The disappointing September jobs report was seen by some as proof that generous unemployment benefits and COVID checks were not driving the nation’s dismal employment picture. After all, the federal jobless bonus ran out early that month, and workers still weren’t flocking to the market.

But as the Wall Street Journal noted, the Labor Department’s September survey “occurred a week after the enhanced benefits expired, so it didn’t capture the expiration’s impact on employment.” Lo and behold, job growth in October — the first month that would reflect the end of the largess — exceeded expectations by almost 20 percent.

According to the Labor Department, employers added 531,000 new jobs last month across most economic sectors, with leisure and hospitality accounting for one-third of the growth. Unemployment dropped to 4.6 percent, although the workforce participation rate remains low at 61.6 percent, meaning many people have dropped out of the labor market.

Progressives have spent many months downplaying the relationship between expanded unemployment checks and employers struggling to find workers.

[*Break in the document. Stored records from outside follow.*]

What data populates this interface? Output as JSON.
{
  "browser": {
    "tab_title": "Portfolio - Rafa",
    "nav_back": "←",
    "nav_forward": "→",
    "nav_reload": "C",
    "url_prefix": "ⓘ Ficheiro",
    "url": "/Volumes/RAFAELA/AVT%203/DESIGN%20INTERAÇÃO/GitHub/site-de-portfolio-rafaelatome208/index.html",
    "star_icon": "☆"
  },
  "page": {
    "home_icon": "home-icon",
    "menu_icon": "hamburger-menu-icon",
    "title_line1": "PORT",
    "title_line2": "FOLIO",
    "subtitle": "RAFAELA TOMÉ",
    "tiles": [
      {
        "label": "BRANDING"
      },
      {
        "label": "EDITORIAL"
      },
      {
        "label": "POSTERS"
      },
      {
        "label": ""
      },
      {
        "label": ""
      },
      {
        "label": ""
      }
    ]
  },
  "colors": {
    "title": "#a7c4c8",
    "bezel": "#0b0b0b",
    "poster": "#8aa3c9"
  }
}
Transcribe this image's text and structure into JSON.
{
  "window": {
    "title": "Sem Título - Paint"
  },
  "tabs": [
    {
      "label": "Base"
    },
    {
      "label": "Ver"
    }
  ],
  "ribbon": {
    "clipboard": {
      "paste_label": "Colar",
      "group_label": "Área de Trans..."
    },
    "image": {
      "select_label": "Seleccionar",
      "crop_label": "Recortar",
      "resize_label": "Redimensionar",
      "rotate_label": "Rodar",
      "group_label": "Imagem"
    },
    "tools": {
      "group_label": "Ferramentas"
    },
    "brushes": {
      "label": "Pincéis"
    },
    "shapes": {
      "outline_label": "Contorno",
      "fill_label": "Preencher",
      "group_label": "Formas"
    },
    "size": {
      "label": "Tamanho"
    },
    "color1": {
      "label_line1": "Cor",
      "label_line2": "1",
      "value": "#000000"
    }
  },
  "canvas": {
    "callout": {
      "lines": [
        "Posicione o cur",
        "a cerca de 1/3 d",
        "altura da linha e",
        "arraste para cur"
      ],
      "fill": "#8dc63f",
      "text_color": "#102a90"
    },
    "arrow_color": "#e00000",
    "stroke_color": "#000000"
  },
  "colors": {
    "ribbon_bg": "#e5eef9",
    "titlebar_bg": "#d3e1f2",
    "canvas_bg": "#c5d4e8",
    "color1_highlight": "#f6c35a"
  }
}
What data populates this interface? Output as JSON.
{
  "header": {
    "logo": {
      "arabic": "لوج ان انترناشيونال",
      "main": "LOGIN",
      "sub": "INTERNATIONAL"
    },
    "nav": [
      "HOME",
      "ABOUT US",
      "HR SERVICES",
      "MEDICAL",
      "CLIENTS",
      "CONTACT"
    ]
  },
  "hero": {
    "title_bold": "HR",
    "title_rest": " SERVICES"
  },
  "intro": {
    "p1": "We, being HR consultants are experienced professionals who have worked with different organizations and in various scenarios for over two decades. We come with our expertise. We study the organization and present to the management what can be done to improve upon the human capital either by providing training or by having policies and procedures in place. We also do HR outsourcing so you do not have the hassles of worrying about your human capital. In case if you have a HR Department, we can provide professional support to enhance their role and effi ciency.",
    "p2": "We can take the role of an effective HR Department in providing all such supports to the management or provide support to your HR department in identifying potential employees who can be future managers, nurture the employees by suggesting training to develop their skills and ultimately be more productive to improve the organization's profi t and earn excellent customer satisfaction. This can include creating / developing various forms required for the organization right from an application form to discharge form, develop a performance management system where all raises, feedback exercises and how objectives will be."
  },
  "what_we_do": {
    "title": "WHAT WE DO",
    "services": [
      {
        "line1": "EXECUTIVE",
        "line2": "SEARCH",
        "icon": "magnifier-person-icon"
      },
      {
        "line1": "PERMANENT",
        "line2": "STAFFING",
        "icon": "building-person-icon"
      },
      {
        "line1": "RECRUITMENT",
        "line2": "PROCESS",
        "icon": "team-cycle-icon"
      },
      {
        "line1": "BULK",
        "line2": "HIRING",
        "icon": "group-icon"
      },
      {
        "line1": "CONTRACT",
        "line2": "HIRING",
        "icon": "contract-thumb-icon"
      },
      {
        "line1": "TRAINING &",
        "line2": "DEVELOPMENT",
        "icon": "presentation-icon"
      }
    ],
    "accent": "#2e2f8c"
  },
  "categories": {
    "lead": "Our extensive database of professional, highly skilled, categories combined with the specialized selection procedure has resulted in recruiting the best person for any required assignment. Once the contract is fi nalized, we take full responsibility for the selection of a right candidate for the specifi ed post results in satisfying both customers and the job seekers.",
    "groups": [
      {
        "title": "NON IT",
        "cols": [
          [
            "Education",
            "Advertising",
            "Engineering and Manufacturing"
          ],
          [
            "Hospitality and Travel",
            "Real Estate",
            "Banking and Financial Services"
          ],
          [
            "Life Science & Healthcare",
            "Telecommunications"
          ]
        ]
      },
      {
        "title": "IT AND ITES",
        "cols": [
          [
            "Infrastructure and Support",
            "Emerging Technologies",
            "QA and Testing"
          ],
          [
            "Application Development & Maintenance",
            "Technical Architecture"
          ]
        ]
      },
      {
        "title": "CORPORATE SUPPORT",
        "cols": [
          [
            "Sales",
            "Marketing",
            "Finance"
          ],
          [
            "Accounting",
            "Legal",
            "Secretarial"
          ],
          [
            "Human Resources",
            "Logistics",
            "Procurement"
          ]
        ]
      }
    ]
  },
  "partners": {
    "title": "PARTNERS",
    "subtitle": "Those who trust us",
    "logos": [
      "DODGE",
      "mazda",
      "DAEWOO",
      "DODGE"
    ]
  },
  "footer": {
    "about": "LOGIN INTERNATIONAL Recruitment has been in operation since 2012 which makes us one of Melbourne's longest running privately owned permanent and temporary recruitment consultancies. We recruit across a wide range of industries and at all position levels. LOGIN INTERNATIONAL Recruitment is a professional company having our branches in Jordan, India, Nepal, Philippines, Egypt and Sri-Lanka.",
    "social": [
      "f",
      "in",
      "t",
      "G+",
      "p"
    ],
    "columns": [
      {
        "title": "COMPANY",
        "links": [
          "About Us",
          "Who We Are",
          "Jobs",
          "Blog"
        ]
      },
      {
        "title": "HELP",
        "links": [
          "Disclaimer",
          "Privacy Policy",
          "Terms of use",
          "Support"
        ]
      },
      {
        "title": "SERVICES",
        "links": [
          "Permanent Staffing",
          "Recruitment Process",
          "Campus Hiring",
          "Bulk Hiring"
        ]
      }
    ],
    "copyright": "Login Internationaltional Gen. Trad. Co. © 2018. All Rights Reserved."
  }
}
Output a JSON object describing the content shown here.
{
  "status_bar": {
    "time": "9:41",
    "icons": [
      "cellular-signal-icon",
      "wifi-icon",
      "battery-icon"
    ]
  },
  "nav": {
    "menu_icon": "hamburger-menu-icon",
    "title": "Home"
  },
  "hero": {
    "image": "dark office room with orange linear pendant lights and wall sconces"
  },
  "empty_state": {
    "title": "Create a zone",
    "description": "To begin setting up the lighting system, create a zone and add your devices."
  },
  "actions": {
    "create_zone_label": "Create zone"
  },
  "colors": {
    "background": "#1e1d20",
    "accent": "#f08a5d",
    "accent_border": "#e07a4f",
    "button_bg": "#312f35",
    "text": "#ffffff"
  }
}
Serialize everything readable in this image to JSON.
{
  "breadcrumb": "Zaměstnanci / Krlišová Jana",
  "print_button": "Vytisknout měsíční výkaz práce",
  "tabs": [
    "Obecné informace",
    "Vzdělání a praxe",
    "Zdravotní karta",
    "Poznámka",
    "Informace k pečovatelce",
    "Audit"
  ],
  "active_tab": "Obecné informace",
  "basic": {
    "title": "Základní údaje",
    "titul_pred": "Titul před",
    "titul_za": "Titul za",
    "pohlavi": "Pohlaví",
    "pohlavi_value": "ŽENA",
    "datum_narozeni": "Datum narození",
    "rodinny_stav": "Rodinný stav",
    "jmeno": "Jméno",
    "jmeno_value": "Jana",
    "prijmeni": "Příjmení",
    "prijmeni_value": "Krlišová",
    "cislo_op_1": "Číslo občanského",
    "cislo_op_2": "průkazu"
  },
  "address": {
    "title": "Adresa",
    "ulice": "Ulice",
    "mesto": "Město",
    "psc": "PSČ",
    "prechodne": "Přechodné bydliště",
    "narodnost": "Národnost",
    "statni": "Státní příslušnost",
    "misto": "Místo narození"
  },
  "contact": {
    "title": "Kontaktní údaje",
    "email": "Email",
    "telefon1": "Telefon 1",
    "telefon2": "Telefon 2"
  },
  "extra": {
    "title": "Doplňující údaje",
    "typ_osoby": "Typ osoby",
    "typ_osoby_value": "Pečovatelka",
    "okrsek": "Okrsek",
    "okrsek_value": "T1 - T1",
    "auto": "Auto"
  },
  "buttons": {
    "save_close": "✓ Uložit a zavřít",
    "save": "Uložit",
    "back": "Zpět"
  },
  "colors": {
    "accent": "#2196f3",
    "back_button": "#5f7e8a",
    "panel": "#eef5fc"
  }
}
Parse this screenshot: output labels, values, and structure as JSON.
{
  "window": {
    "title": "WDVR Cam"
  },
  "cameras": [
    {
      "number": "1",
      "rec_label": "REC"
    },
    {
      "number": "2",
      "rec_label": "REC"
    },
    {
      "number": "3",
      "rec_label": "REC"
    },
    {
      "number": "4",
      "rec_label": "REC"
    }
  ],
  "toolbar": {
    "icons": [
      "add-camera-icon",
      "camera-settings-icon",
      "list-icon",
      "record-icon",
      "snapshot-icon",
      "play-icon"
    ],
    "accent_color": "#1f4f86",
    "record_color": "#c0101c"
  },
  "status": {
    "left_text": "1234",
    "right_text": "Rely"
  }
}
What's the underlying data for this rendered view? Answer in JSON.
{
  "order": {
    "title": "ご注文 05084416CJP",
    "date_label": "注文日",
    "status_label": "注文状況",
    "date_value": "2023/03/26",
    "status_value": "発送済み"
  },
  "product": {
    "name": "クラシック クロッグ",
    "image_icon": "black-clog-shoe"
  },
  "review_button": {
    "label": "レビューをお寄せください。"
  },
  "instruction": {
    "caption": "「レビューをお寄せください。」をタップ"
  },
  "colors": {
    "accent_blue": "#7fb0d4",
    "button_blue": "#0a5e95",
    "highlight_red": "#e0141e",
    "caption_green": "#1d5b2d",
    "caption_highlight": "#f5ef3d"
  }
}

The New York Times begrudgingly reported that the more generous benefits had only a “small though measurable effect on employment.” But the extra jobless money must be considered in the context of other government payouts during the pandemic, including stimulus checks and child tax credit advances.

As Ronald Reagan famously quipped, “If you want more of something, subsidize it; if you want less of something, tax it.” And it’s worth noting that “job growth picked up in industries in which employers said jobless benefits were making it harder to hire,” the Journal reported.

The encouraging employment numbers were a tonic for the beleaguered Biden administration, which hasn’t had much good economic news lately. Unfortunately, the gargantuan social spending bill that Democrats hope to pass in the Senate through the reconciliation process threatens to repeat past mistakes. It greatly expands the entitlement state — “from cradle to grave,” the Times gushed last month — in an effort to reward government dependency, which will undermine labor markets and long-term prosperity.

Taxing the rich won’t be enough to pay for the biggest expansion of government in U.S. history. The Biden agenda will eventually require separating middle-class Americans from more of their hard-earned money in the form of a European style value-added tax or some other creative cash grab.

The October jobs report might be more meaningful if the current White House weren’t working so diligently to pass destructive legislation that will push the nation closer to bankruptcy while hamstringing job creators and economic growth.